In an attempt to change the political landscape in terms of power sharing in Zimbabwe, Mugabe and Tsvangirai signed a power-sharing agreement. However the implementation of the agreement stalls as the parties could not agree who gets top ministerial jobs. Tsvangirai was however sworn in as prime minister, after prolonged talks over formation of government in 2009.
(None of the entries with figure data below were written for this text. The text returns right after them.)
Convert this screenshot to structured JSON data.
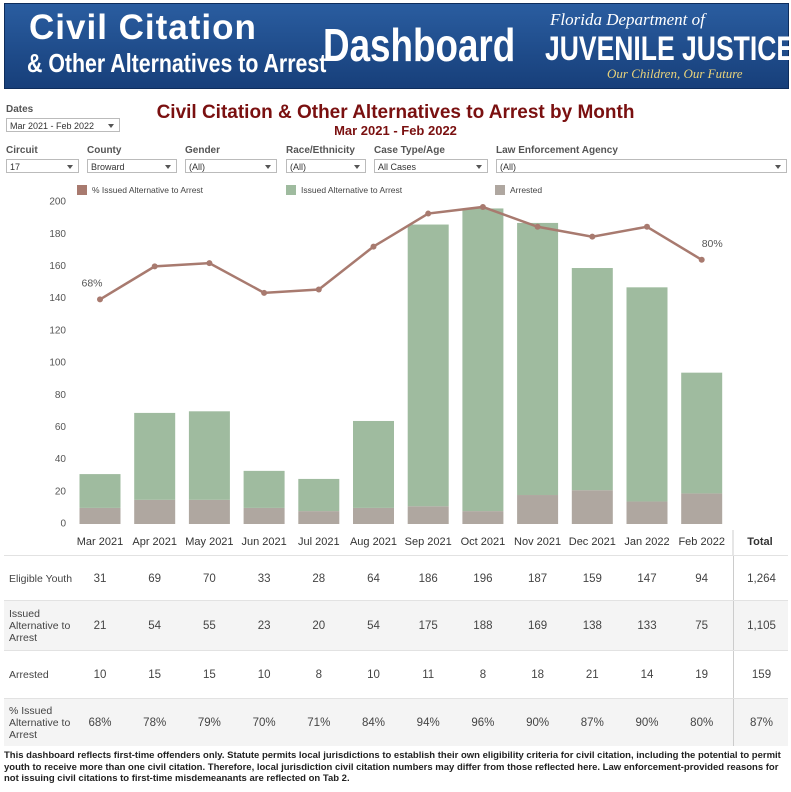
{
  "header": {
    "line1": "Civil Citation",
    "line2": "& Other Alternatives to Arrest",
    "dashboard": "Dashboard",
    "agency_top": "Florida Department of",
    "agency": "JUVENILE JUSTICE",
    "motto": "Our Children, Our Future"
  },
  "dates": {
    "label": "Dates",
    "value": "Mar 2021 - Feb 2022"
  },
  "filters": [
    {
      "label": "Circuit",
      "value": "17"
    },
    {
      "label": "County",
      "value": "Broward"
    },
    {
      "label": "Gender",
      "value": "(All)"
    },
    {
      "label": "Race/Ethnicity",
      "value": "(All)"
    },
    {
      "label": "Case Type/Age",
      "value": "All Cases"
    },
    {
      "label": "Law Enforcement Agency",
      "value": "(All)"
    }
  ],
  "chart_data": {
    "type": "bar",
    "stacked": true,
    "title": "Civil Citation & Other Alternatives to Arrest by Month",
    "subtitle": "Mar 2021 - Feb 2022",
    "categories": [
      "Mar 2021",
      "Apr 2021",
      "May 2021",
      "Jun 2021",
      "Jul 2021",
      "Aug 2021",
      "Sep 2021",
      "Oct 2021",
      "Nov 2021",
      "Dec 2021",
      "Jan 2022",
      "Feb 2022"
    ],
    "series": [
      {
        "name": "% Issued Alternative to Arrest",
        "type": "line",
        "axis": "y2",
        "color": "#a87a6f",
        "values": [
          68,
          78,
          79,
          70,
          71,
          84,
          94,
          96,
          90,
          87,
          90,
          80
        ],
        "value_labels": [
          "68%",
          null,
          null,
          null,
          null,
          null,
          null,
          null,
          null,
          null,
          null,
          "80%"
        ]
      },
      {
        "name": "Issued Alternative to Arrest",
        "type": "bar",
        "color": "#9fbb9f",
        "values": [
          21,
          54,
          55,
          23,
          20,
          54,
          175,
          188,
          169,
          138,
          133,
          75
        ]
      },
      {
        "name": "Arrested",
        "type": "bar",
        "color": "#afa7a0",
        "values": [
          10,
          15,
          15,
          10,
          8,
          10,
          11,
          8,
          18,
          21,
          14,
          19
        ]
      }
    ],
    "ylim": [
      0,
      200
    ],
    "yticks": [
      0,
      20,
      40,
      60,
      80,
      100,
      120,
      140,
      160,
      180,
      200
    ],
    "y2lim": [
      0,
      97.5
    ],
    "grid": false
  },
  "table": {
    "total_header": "Total",
    "rows": [
      [
        "Eligible Youth",
        "31",
        "69",
        "70",
        "33",
        "28",
        "64",
        "186",
        "196",
        "187",
        "159",
        "147",
        "94",
        "1,264"
      ],
      [
        "Issued Alternative to Arrest",
        "21",
        "54",
        "55",
        "23",
        "20",
        "54",
        "175",
        "188",
        "169",
        "138",
        "133",
        "75",
        "1,105"
      ],
      [
        "Arrested",
        "10",
        "15",
        "15",
        "10",
        "8",
        "10",
        "11",
        "8",
        "18",
        "21",
        "14",
        "19",
        "159"
      ],
      [
        "% Issued Alternative to Arrest",
        "68%",
        "78%",
        "79%",
        "70%",
        "71%",
        "84%",
        "94%",
        "96%",
        "90%",
        "87%",
        "90%",
        "80%",
        "87%"
      ]
    ]
  },
  "footnote": "This dashboard reflects first-time offenders only.  Statute permits local jurisdictions to establish their own eligibility criteria for civil citation, including the potential to permit youth to receive more than one civil citation.  Therefore, local jurisdiction civil citation numbers may differ from those reflected here. Law enforcement-provided reasons for not issuing civil citations to first-time misdemeanants are reflected on Tab 2."
}
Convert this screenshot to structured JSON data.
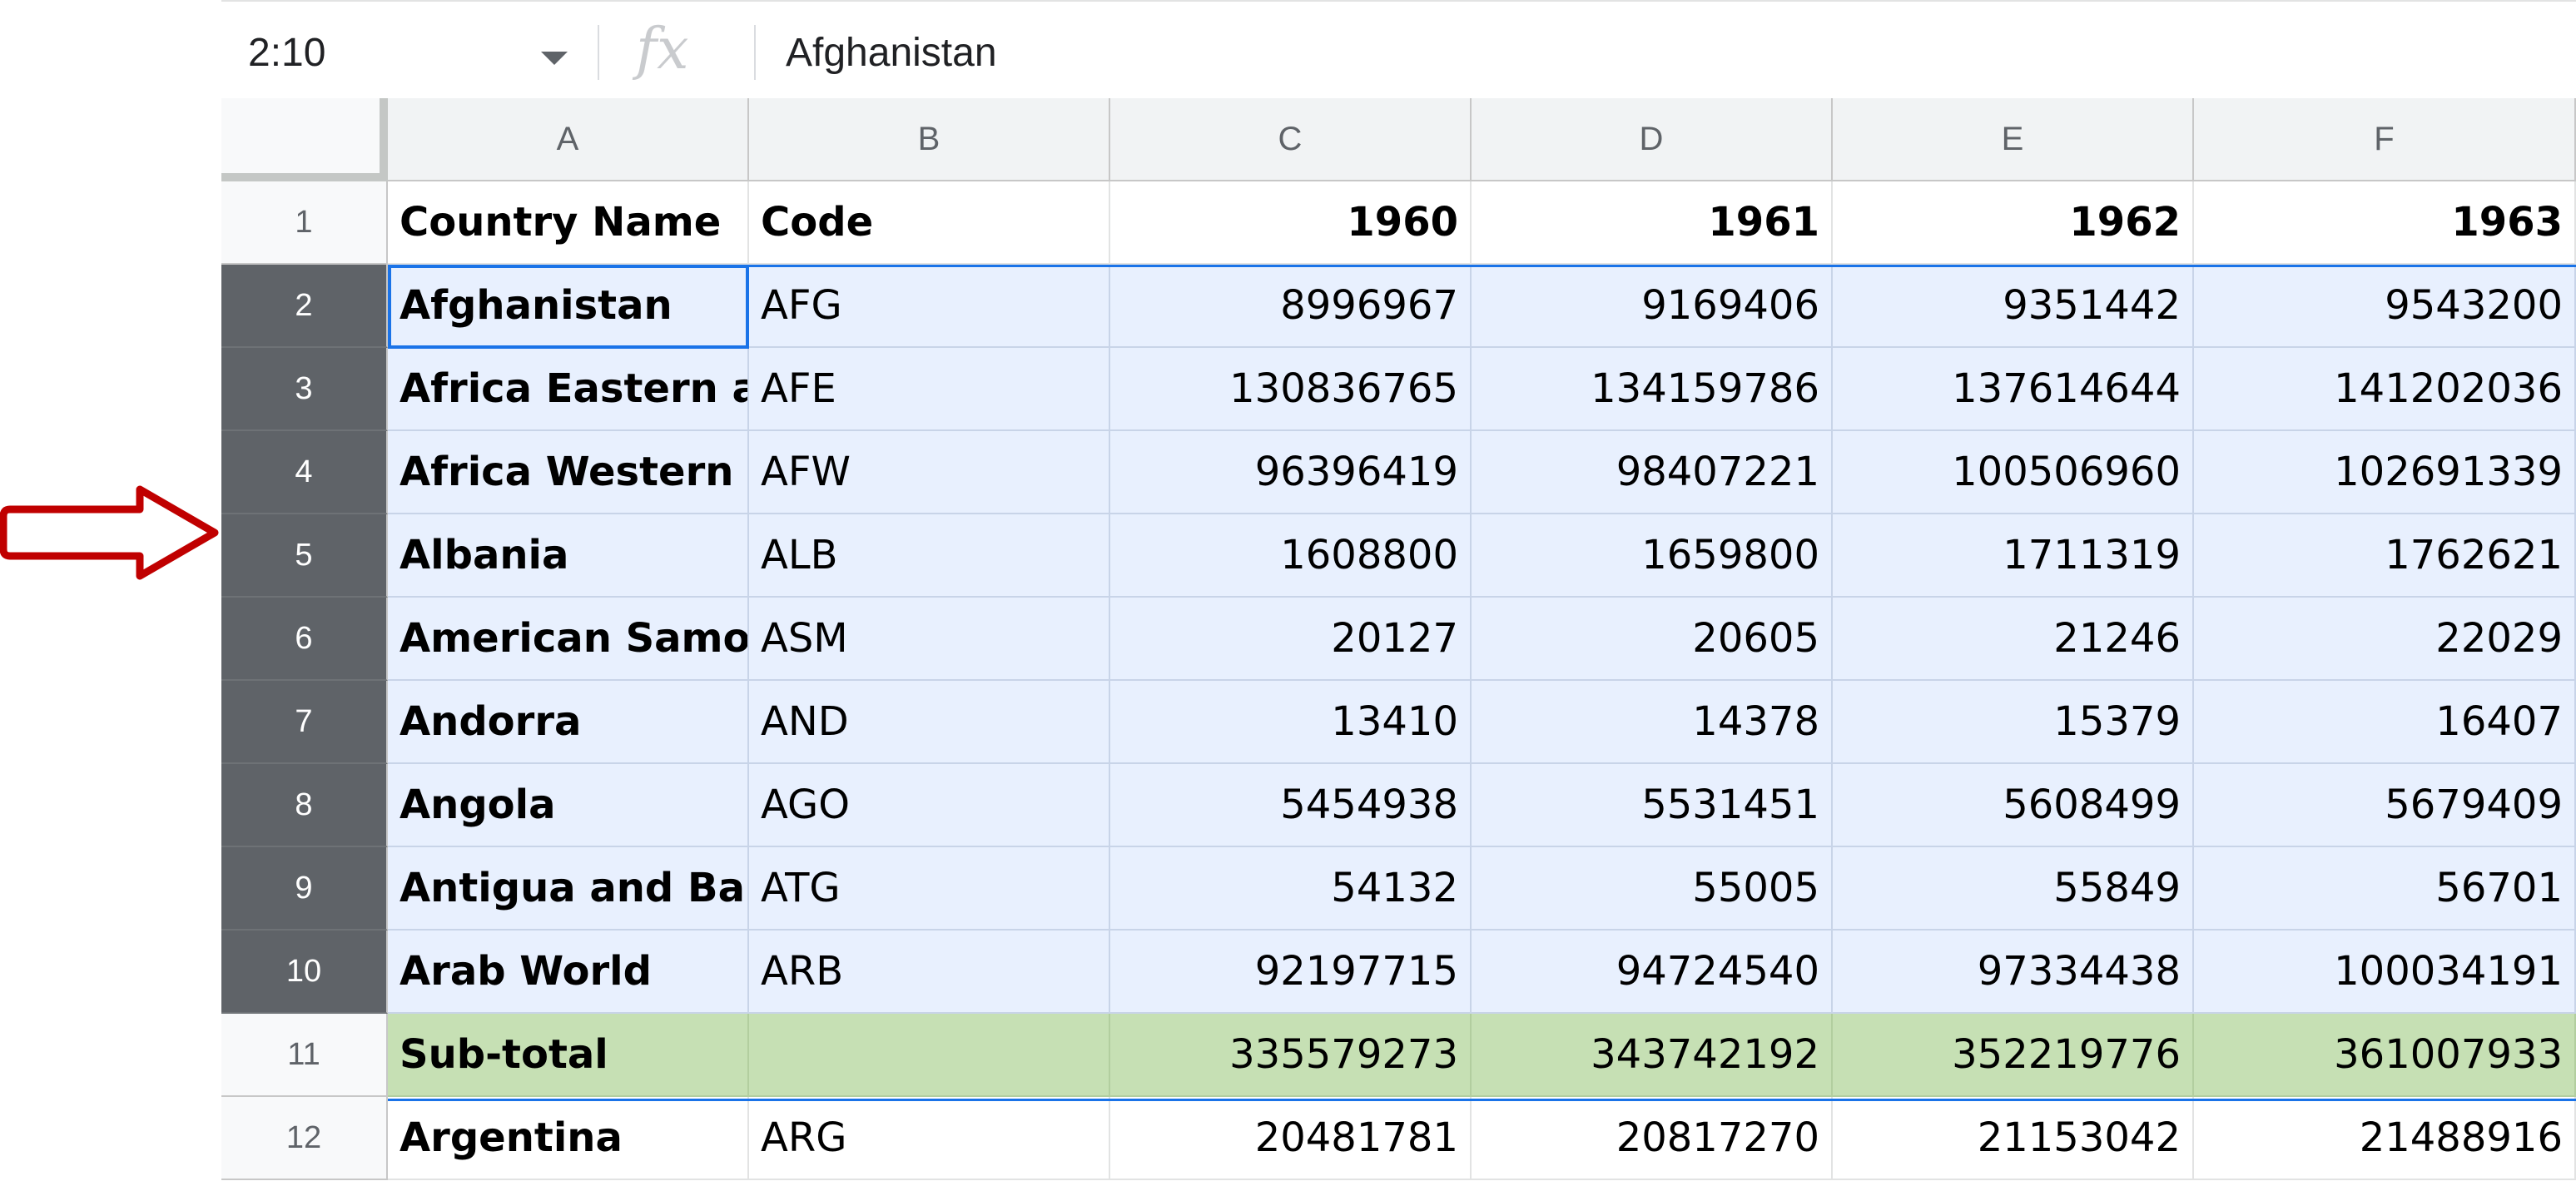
{
  "formula_bar": {
    "namebox_value": "2:10",
    "fx_label": "fx",
    "content": "Afghanistan"
  },
  "columns": [
    "A",
    "B",
    "C",
    "D",
    "E",
    "F"
  ],
  "rows": [
    {
      "num": "1",
      "name": "Country Name",
      "code": "Code",
      "values": [
        "1960",
        "1961",
        "1962",
        "1963"
      ]
    },
    {
      "num": "2",
      "name": "Afghanistan",
      "code": "AFG",
      "values": [
        "8996967",
        "9169406",
        "9351442",
        "9543200"
      ]
    },
    {
      "num": "3",
      "name": "Africa Eastern and Southern",
      "code": "AFE",
      "values": [
        "130836765",
        "134159786",
        "137614644",
        "141202036"
      ]
    },
    {
      "num": "4",
      "name": "Africa Western and Central",
      "code": "AFW",
      "values": [
        "96396419",
        "98407221",
        "100506960",
        "102691339"
      ]
    },
    {
      "num": "5",
      "name": "Albania",
      "code": "ALB",
      "values": [
        "1608800",
        "1659800",
        "1711319",
        "1762621"
      ]
    },
    {
      "num": "6",
      "name": "American Samoa",
      "code": "ASM",
      "values": [
        "20127",
        "20605",
        "21246",
        "22029"
      ]
    },
    {
      "num": "7",
      "name": "Andorra",
      "code": "AND",
      "values": [
        "13410",
        "14378",
        "15379",
        "16407"
      ]
    },
    {
      "num": "8",
      "name": "Angola",
      "code": "AGO",
      "values": [
        "5454938",
        "5531451",
        "5608499",
        "5679409"
      ]
    },
    {
      "num": "9",
      "name": "Antigua and Barbuda",
      "code": "ATG",
      "values": [
        "54132",
        "55005",
        "55849",
        "56701"
      ]
    },
    {
      "num": "10",
      "name": "Arab World",
      "code": "ARB",
      "values": [
        "92197715",
        "94724540",
        "97334438",
        "100034191"
      ]
    },
    {
      "num": "11",
      "name": "Sub-total",
      "code": "",
      "values": [
        "335579273",
        "343742192",
        "352219776",
        "361007933"
      ]
    },
    {
      "num": "12",
      "name": "Argentina",
      "code": "ARG",
      "values": [
        "20481781",
        "20817270",
        "21153042",
        "21488916"
      ]
    }
  ],
  "colors": {
    "selection_fill": "#e8f0fe",
    "selection_border": "#1a73e8",
    "selected_row_header": "#5f6368",
    "subtotal_fill": "#c6e0b4",
    "annotation_arrow": "#c00000"
  },
  "annotation": {
    "icon": "right-arrow-icon"
  }
}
Mugabe has led Zimbabwe to its knees as he was seemingly trying to keep the imperialists out of the country. Mugabe has been praised by people such as the president of the Economic Freedom Fighters (EFF) Julius Malema in South Africa for nationalising sectors central to economic freedom. However, the lack of planning and direction by Mugabe saw the country decline to levels which might take many years to undo.
The end of the 37 years of Mugabe’s rule offers Zimbabwe a new beginning to start working on the cultivation of the great potential which lays in the soil of that land. It is up to the Zimbabwean people now to resist any form of imperialism from powers such as America, Britain and China. However, they should not compromise the desire to be free from imperialists by allowing a personality such as Mugabe to take advantage of that desire and further kill the potential of that great land.